CBAM will hit EU hard at first

European steel industry players will struggle with the Carbon Border Adjustment Mechanism (CBAM) into 2026, when the measure takes full effect, participants said at Kallanish Europe Steel Markets 2025 in Amsterdam on Tuesday.

“I am not optimistic that 50% of players are prepared,” noted Stanislav Zinchenko, chief executive of Ukrainian consultancy GMK Center. “When your normal competence is that of a trader, people are not prepared in their business processes, and still do not understand this game,” he added, likening the buying of CBAM certificates to financial trading.

He predicted “chaos at the start”, and highlighted that CBAM will be less of a trade hurdle and more of a technical barrier to the supply chain on a trader and consumer level.

Tata Steel Nederland director markets, pricing & services Ronald de Haan said complications are not unusual in the early stages of a new measure.

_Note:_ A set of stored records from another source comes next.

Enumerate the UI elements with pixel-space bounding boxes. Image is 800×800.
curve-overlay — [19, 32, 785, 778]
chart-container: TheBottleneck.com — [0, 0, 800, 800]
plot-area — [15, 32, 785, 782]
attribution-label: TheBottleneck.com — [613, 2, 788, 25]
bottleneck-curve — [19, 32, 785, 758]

“CBAM will be with us, not for years, but for decades,” de Haan noted. The mechanism needs enforcement tools and EU steelmakers will push for that. In an example of the complexity of the value chain, he wondered “if a reroller in Turkey buys hot rolled coil [substrate] from China, is he aware of those costs” when offering his final product into the EU.

ArcelorMittal Europe head of climate change – governmental affairs Stéphane Tondo reminded the panel that “CBAM is not meant to be a trade measure, and we Europeans should not expect it to protect us from clean steel coming from elsewhere”.